Record keepers for the team would tally their first week of scores that would rank them among more than 80 other teams in the state.

The Rugby High team has 38 members this year, a total that has grown since 2017, when the team was first formed, according to Knain.

Knain and Vince Mattern, who serves as assistant coach, said although scores are recorded and shooters are ranked weekly for five weeks, all members of the teams would be invited to participate in the state tournament in Horace, near Fargo June 18 and 19.

Mattern said scores would be recorded in a different way from past years due to the COVID pandemic.

Shooters participating on the range are already spaced more than six feet apart from each other, but to reduce the number of times they congregate at their shooting club sites, the North Dakota High School Clay Target League allows them to log more than a single week’s total shots at each session.

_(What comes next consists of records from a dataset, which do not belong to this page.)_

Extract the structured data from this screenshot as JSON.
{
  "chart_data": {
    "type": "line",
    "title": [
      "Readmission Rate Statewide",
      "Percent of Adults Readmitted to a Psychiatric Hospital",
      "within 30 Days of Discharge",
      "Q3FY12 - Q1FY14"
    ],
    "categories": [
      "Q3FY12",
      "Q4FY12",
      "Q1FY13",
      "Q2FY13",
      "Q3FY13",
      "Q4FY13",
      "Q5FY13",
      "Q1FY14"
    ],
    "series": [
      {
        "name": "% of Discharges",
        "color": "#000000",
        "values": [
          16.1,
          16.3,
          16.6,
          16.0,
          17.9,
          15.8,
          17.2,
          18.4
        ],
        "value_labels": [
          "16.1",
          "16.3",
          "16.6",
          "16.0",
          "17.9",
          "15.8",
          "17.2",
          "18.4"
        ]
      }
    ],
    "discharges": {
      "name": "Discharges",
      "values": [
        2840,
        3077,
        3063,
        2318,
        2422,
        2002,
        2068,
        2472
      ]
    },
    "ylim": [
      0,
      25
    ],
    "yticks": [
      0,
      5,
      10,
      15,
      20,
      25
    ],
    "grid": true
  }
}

“They can shoot all their scores in one night if they want,” Mattern said.“They used to have to shoot one score every week. Tonight will be the end of the first week. Some have already shot their second week and third week of scores.”

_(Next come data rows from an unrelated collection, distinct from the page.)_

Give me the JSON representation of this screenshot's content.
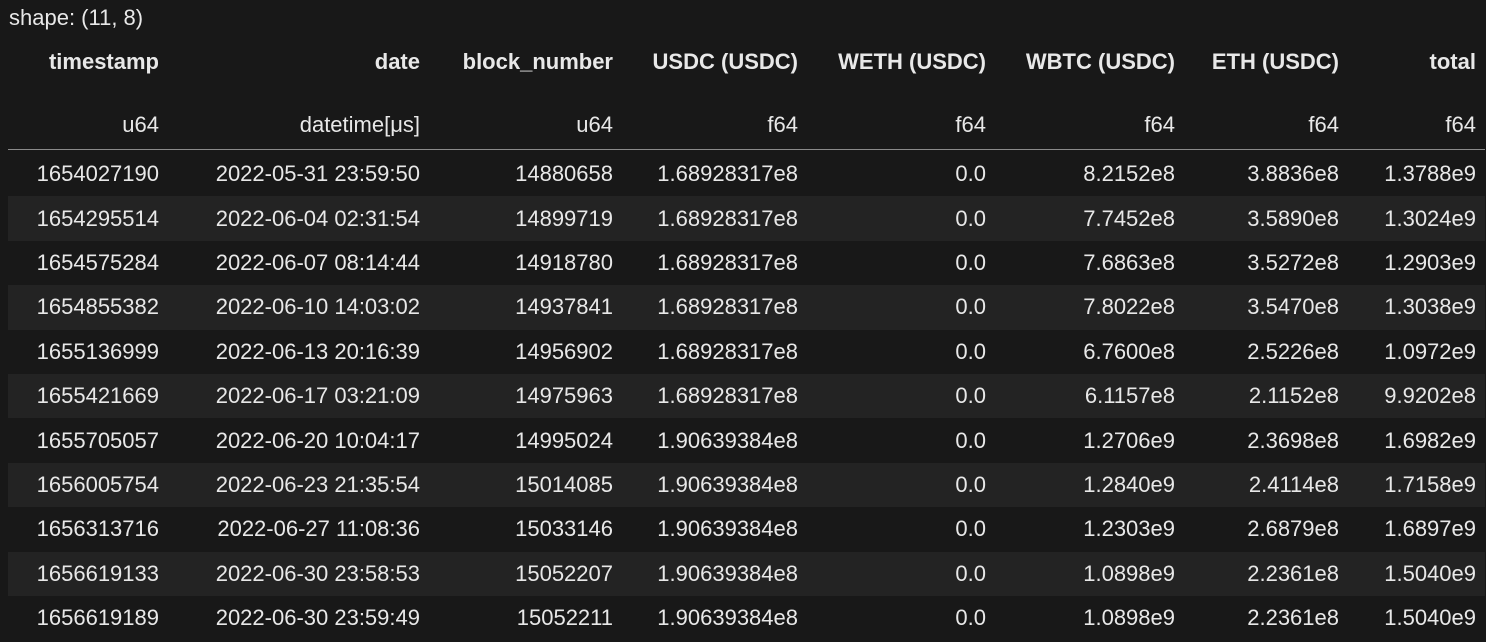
{
  "shape_text": "shape: (11, 8)",
  "columns": [
    {
      "name": "timestamp",
      "dtype": "u64"
    },
    {
      "name": "date",
      "dtype": "datetime[μs]"
    },
    {
      "name": "block_number",
      "dtype": "u64"
    },
    {
      "name": "USDC (USDC)",
      "dtype": "f64"
    },
    {
      "name": "WETH (USDC)",
      "dtype": "f64"
    },
    {
      "name": "WBTC (USDC)",
      "dtype": "f64"
    },
    {
      "name": "ETH (USDC)",
      "dtype": "f64"
    },
    {
      "name": "total",
      "dtype": "f64"
    }
  ],
  "rows": [
    [
      "1654027190",
      "2022-05-31 23:59:50",
      "14880658",
      "1.68928317e8",
      "0.0",
      "8.2152e8",
      "3.8836e8",
      "1.3788e9"
    ],
    [
      "1654295514",
      "2022-06-04 02:31:54",
      "14899719",
      "1.68928317e8",
      "0.0",
      "7.7452e8",
      "3.5890e8",
      "1.3024e9"
    ],
    [
      "1654575284",
      "2022-06-07 08:14:44",
      "14918780",
      "1.68928317e8",
      "0.0",
      "7.6863e8",
      "3.5272e8",
      "1.2903e9"
    ],
    [
      "1654855382",
      "2022-06-10 14:03:02",
      "14937841",
      "1.68928317e8",
      "0.0",
      "7.8022e8",
      "3.5470e8",
      "1.3038e9"
    ],
    [
      "1655136999",
      "2022-06-13 20:16:39",
      "14956902",
      "1.68928317e8",
      "0.0",
      "6.7600e8",
      "2.5226e8",
      "1.0972e9"
    ],
    [
      "1655421669",
      "2022-06-17 03:21:09",
      "14975963",
      "1.68928317e8",
      "0.0",
      "6.1157e8",
      "2.1152e8",
      "9.9202e8"
    ],
    [
      "1655705057",
      "2022-06-20 10:04:17",
      "14995024",
      "1.90639384e8",
      "0.0",
      "1.2706e9",
      "2.3698e8",
      "1.6982e9"
    ],
    [
      "1656005754",
      "2022-06-23 21:35:54",
      "15014085",
      "1.90639384e8",
      "0.0",
      "1.2840e9",
      "2.4114e8",
      "1.7158e9"
    ],
    [
      "1656313716",
      "2022-06-27 11:08:36",
      "15033146",
      "1.90639384e8",
      "0.0",
      "1.2303e9",
      "2.6879e8",
      "1.6897e9"
    ],
    [
      "1656619133",
      "2022-06-30 23:58:53",
      "15052207",
      "1.90639384e8",
      "0.0",
      "1.0898e9",
      "2.2361e8",
      "1.5040e9"
    ],
    [
      "1656619189",
      "2022-06-30 23:59:49",
      "15052211",
      "1.90639384e8",
      "0.0",
      "1.0898e9",
      "2.2361e8",
      "1.5040e9"
    ]
  ],
  "colors": {
    "background": "#181818",
    "row_stripe": "#232323",
    "text": "#e8e8e8",
    "header_rule": "#8a8a8a"
  }
}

“Because of COVID, (league officials) changed everything and they can do them all in one night if they want but that score does not get registered until the week they belong in. We save the score and then put it in the week where it belongs,” Mattern explained.

Mattern said the Rugby team consists of students from Rugby and Towner. In past years, youth from the Leeds and Rolette areas had participated with the Rugby team but those communities have since formed their own teams.

Knain said although the students can log scores from their season in one session, “they won’t. They’ll want to get the practice in.”

Mattern said several shooters this year have showed potential to bring home state trophies.

“Carson Mattern is one of them; Blake Haakenson is one of them,” Mattern said.“Monica Yoder is one of them. I haven’t looked at the rest of the scores yet to see where the rest of them are. Those three for sure I’ve seen.”

The Rugby team saw several individual champs in 2018 and 2019, Knain said. The team gave their trophies to Rugby High School for display in their trophy cases in the main hallway.

Knain noted the team hoped to put state champion banners in the school as well, but since the North Dakota High School Activities Association doesn’t recognize the sport, they needed to find a way to honor the team’s accomplishment in a way that fit the association’s guidelines.

Knain said the team’s first champion hit 75 of 75 targets in his 2017 season. “Kyla Radomski, she’s got two of them because she was the top female shooter in 19 and 18, plus she was on the state team in 2019.” Knain added.

Radomski is Knain’s granddaughter.

“One of my younger grandsons is out here earlier today. He’s shot before, but not off a machine. He got a dozen of them,” Knain said. “He’s only in fifth grade, so he’s coming out next year to shoot. You’ve got to be in sixth grade (to participate on the team).”

Knain said interest in the sport remains strong “especially since we lost two seniors last year. They were both from Towner.”

The North Dakota High School Clay Target League calls trapshooting

Blair Kuhnhenn, a top shot on the team, lost out on a chance for a state tournament in 2020. The Towner resident continues to shoot in adult tournaments along with his parents.

“I really thought we were going to get a three-peat at state,” Knain said, referring to Kuhnhenn. “I’m hoping for one this year, that’s why the kids are out there doing their thing.”

The North Dakota High School Clay Target League calls trapshooting “America’s safest sport.”

Knain agreed.

Knain said in the history of the trapshooting program, ‘There’s been over three million rounds fired without a single incident.”

Knain said student shooters are “very well trained.”

“Once they figure it out and get into their second and third year, they get their routine figured out, lock in their concentration and go,” Knain said, adding, “They know what they’ve got to do.”